Clone Schema#

A Clone object groups a set of Rearrangements or Cells that are inferred to be related by common descent from a single naive ancestor. The member Rearrangements and Cells are referenced from Clone as an array of Nodes and can include inferred ancestors that were not directly observed. All members of a Clone must be from either a single RepertoireGroup or from a single Repertoire if a RepertoireGroup was not created.

A Node links members of a Clone to their original metadata and annotations.

File Format Specification#

Files are YAML/JSON with an AIRR Data File structure. Files should be encoded as UTF-8. Identifiers are case-sensitive. Files should have the extension .yaml, .yml, or .json.

File Structure#

  • The DataFile is a dictionary (key/value pair) structure with the keys Clone and Node.

  • The file can (optionally) contain an Info object, at the beginning of the file, based upon the Info schema in the OpenAPI V2 specification. If provided, version in Info should reference the version of the AIRR schema for the file.

  • The file should correspond to a list of Clone objects, using Clone as the key to the list.

  • The file should correspond to a list of Node objects, using Node as the key to the list.

  • Each Clone object should contain a top-level key/value pair for clone_id that uniquely identifies the clone and a top-level key/value pair for either repertoire_group_id or repertoire_id that identifies the source of the clone’s members.

  • Each Node object should contain top-level key/value pairs for node_id (uniquely identifies the node) and repertoire_id (identifies the source repertoire).

  • Some fields require the use of a particular ontology or controlled vocabulary.
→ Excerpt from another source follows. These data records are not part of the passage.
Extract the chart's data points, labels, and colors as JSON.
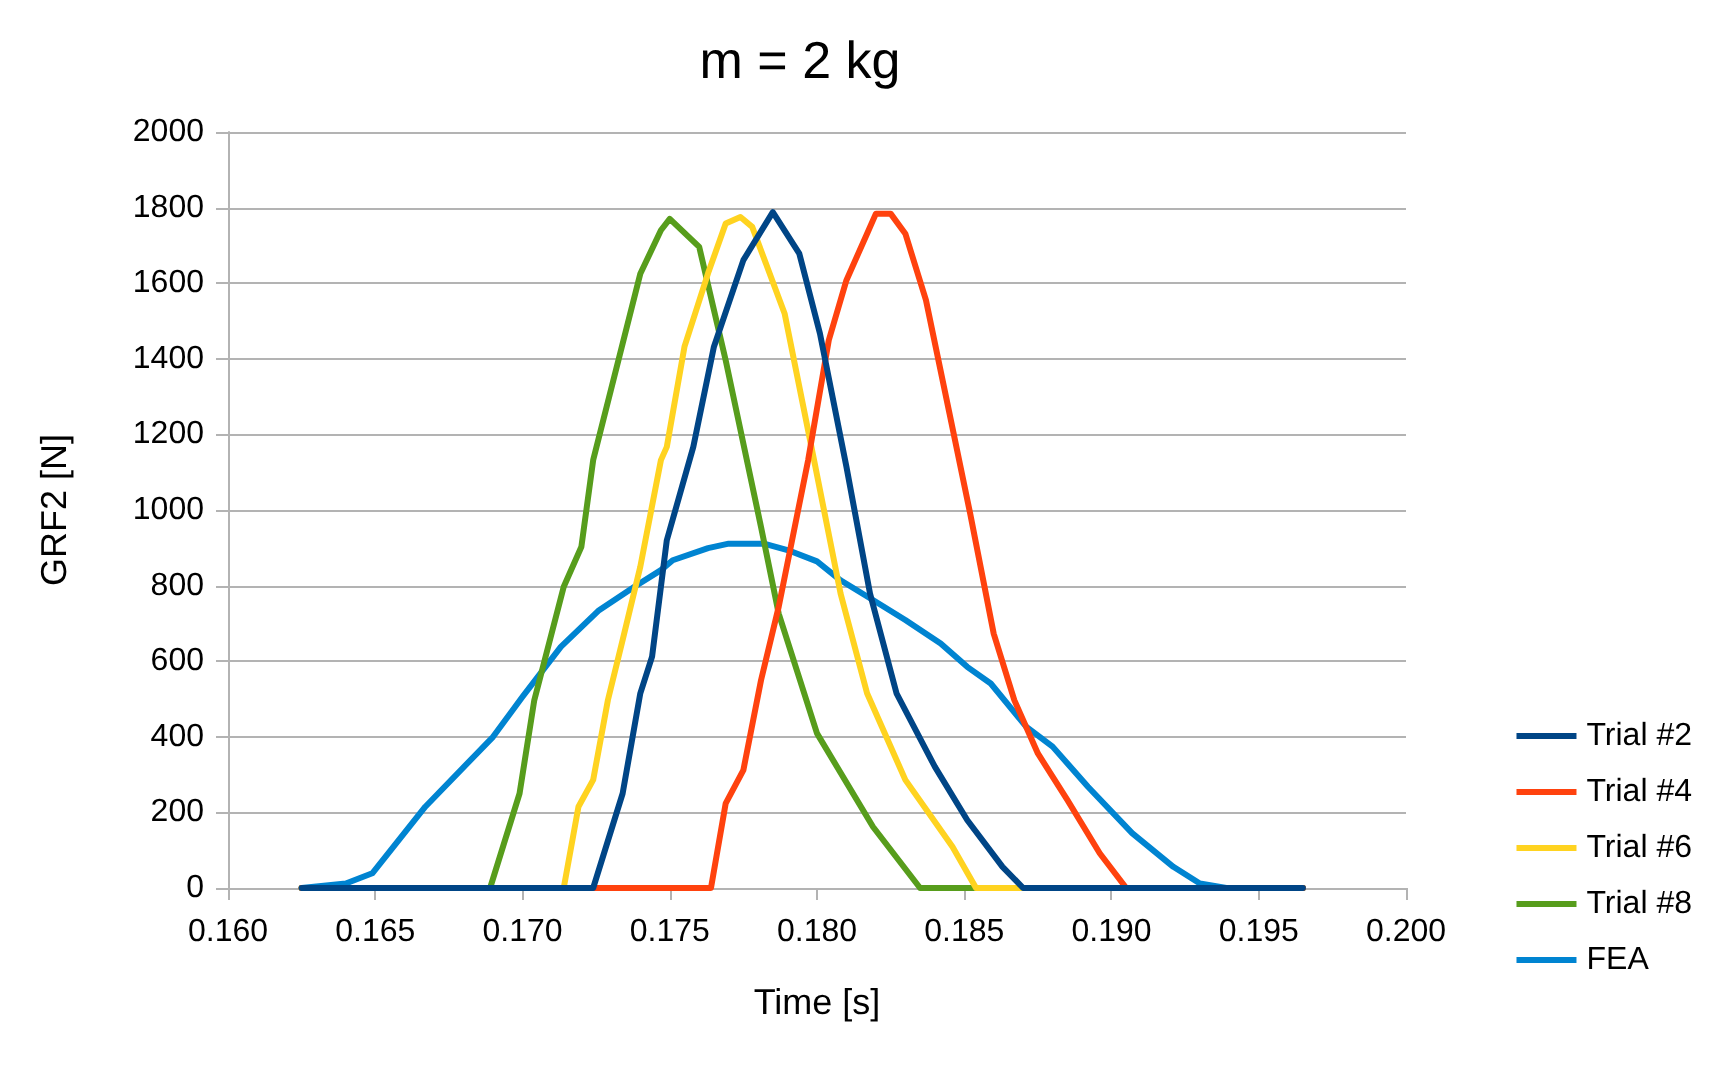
{
  "chart_data": {
    "type": "line",
    "title": "m = 2 kg",
    "xlabel": "Time [s]",
    "ylabel": "GRF2 [N]",
    "xlim": [
      0.16,
      0.2
    ],
    "xticks": [
      {
        "value": 0.16,
        "label": "0.160"
      },
      {
        "value": 0.165,
        "label": "0.165"
      },
      {
        "value": 0.17,
        "label": "0.170"
      },
      {
        "value": 0.175,
        "label": "0.175"
      },
      {
        "value": 0.18,
        "label": "0.180"
      },
      {
        "value": 0.185,
        "label": "0.185"
      },
      {
        "value": 0.19,
        "label": "0.190"
      },
      {
        "value": 0.195,
        "label": "0.195"
      },
      {
        "value": 0.2,
        "label": "0.200"
      }
    ],
    "ylim": [
      0,
      2000
    ],
    "yticks": [
      0,
      200,
      400,
      600,
      800,
      1000,
      1200,
      1400,
      1600,
      1800,
      2000
    ],
    "grid": "y",
    "legend": "right",
    "marker": "none",
    "line_style": "solid",
    "series": [
      {
        "name": "FEA",
        "color": "#0084d1",
        "x": [
          0.1625,
          0.164,
          0.1649,
          0.1667,
          0.169,
          0.17,
          0.1713,
          0.1726,
          0.1738,
          0.1747,
          0.1751,
          0.1763,
          0.177,
          0.1782,
          0.179,
          0.18,
          0.1808,
          0.1819,
          0.183,
          0.1842,
          0.1851,
          0.1859,
          0.1871,
          0.188,
          0.1892,
          0.1907,
          0.1921,
          0.193,
          0.1939,
          0.1965
        ],
        "values": [
          0,
          12,
          39,
          215,
          400,
          506,
          638,
          735,
          797,
          841,
          867,
          899,
          911,
          911,
          894,
          864,
          814,
          762,
          709,
          647,
          585,
          541,
          427,
          374,
          268,
          145,
          56,
          12,
          0,
          0
        ]
      },
      {
        "name": "Trial #8",
        "color": "#579d1c",
        "x": [
          0.1625,
          0.1689,
          0.1699,
          0.1704,
          0.1714,
          0.172,
          0.1724,
          0.174,
          0.1747,
          0.175,
          0.176,
          0.1769,
          0.1781,
          0.1787,
          0.18,
          0.1819,
          0.1835,
          0.1965
        ],
        "values": [
          0,
          0,
          250,
          497,
          797,
          903,
          1132,
          1625,
          1740,
          1770,
          1696,
          1396,
          955,
          726,
          409,
          162,
          0,
          0
        ]
      },
      {
        "name": "Trial #6",
        "color": "#ffd320",
        "x": [
          0.1625,
          0.1714,
          0.1719,
          0.1724,
          0.1729,
          0.1734,
          0.174,
          0.1747,
          0.1749,
          0.1755,
          0.1763,
          0.1769,
          0.1774,
          0.1778,
          0.1789,
          0.1799,
          0.1808,
          0.1817,
          0.183,
          0.1846,
          0.1854,
          0.1965
        ],
        "values": [
          0,
          0,
          215,
          286,
          497,
          656,
          850,
          1132,
          1167,
          1432,
          1626,
          1758,
          1775,
          1749,
          1520,
          1132,
          779,
          515,
          286,
          109,
          0,
          0
        ]
      },
      {
        "name": "Trial #4",
        "color": "#ff420e",
        "x": [
          0.1625,
          0.1764,
          0.1769,
          0.1775,
          0.1781,
          0.1787,
          0.1797,
          0.1804,
          0.181,
          0.1817,
          0.182,
          0.1825,
          0.183,
          0.1837,
          0.1845,
          0.1852,
          0.186,
          0.1867,
          0.1875,
          0.1885,
          0.1896,
          0.1905,
          0.1965
        ],
        "values": [
          0,
          0,
          224,
          312,
          550,
          744,
          1132,
          1449,
          1608,
          1731,
          1784,
          1784,
          1731,
          1555,
          1255,
          991,
          673,
          497,
          356,
          233,
          92,
          0,
          0
        ]
      },
      {
        "name": "Trial #2",
        "color": "#004586",
        "x": [
          0.1625,
          0.1724,
          0.1734,
          0.174,
          0.1744,
          0.1749,
          0.1758,
          0.1765,
          0.1775,
          0.1785,
          0.1794,
          0.1801,
          0.181,
          0.1818,
          0.1827,
          0.184,
          0.1851,
          0.1863,
          0.187,
          0.1965
        ],
        "values": [
          0,
          0,
          250,
          515,
          612,
          920,
          1167,
          1432,
          1661,
          1788,
          1678,
          1467,
          1114,
          779,
          515,
          321,
          180,
          56,
          0,
          0
        ]
      }
    ]
  }
}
  • The structure is the same regardless of whether the data is stored in a file or a data repository.

Schema Field Definitions#

Clone Fields#

Download as TSV

Name

Type

Attributes

Definition

clone_id

string

required, identifier

Identifier for the clone.

repertoire_group_id

string

required, nullable

Identifier of the RepertoireGroup that this Clone is derived from. If the Clone is derived from a single Repertoire, repertoire_id may be used instead.

repertoire_id

string

required, nullable

Identifier of the Repertoire that this Clone is derived from. Should only be used if Clones are calculated from a single Repertoire without defining a RepertoireGroup. Otherwise use repertoire_group_id instead.

clone_class

string

optional, nullable

Is this a single-chain clone or a cell-based clone?

data_processing_id

string

optional, nullable

Identifier of the data processing object in the repertoire metadata for this clone.

nodes

array of Node

required, nullable

List of Nodes that are members of this clone.

inferred_ancestor

string

optional, nullable

Node_id string that acts as a key to the Node record for the inferred naive Rearrangement or Cell for this clone.

clone_count

integer

optional, nullable

Absolute count of the size (number of members) of this clone in the repertoire. This could simply be the number of sequences (Rearrangement records) observed in this clone, the number of distinct cell barcodes (unique cell_id values), or a more sophisticated calculation appropriate to the experimental protocol. Absolute count is provided versus a frequency so that downstream analysis tools can perform their own normalization.

seed_id

string

optional, nullable

sequence_id or cell_id of the seed sequence/cell. Empty string (or null) if there is no seed sequence.

tree

string

optional, nullable

Newick string describing the tree.

Node Fields#

Download as TSV

Name

Type

Attributes

Definition

node_id

string

required, identifier

Identifier for the node.

repertoire_id

string

required, nullable

Identifier of the repertoire that cell or rearrangement contained by this node.

cell_id

string

optional, nullable

Identifier of the cell contained by this node. NOTE: Mutually exclusive with Node.sequence_id

sequence_id

string

optional, nullable

Identifier of the rearrangement contained by this node. NOTE: Mutually exclusive with Node.cell_id

node_type

string

optional, nullable

Node type (source). “Observed” for rearrangements/cells that were observed in the source data, “inferred” for unobserved intermediates that were phylogenetically inferred, or “simulated” for simulated rearrangements/cells.

node_class

string

optional, nullable

Does this node contain a rearrangement of a cell?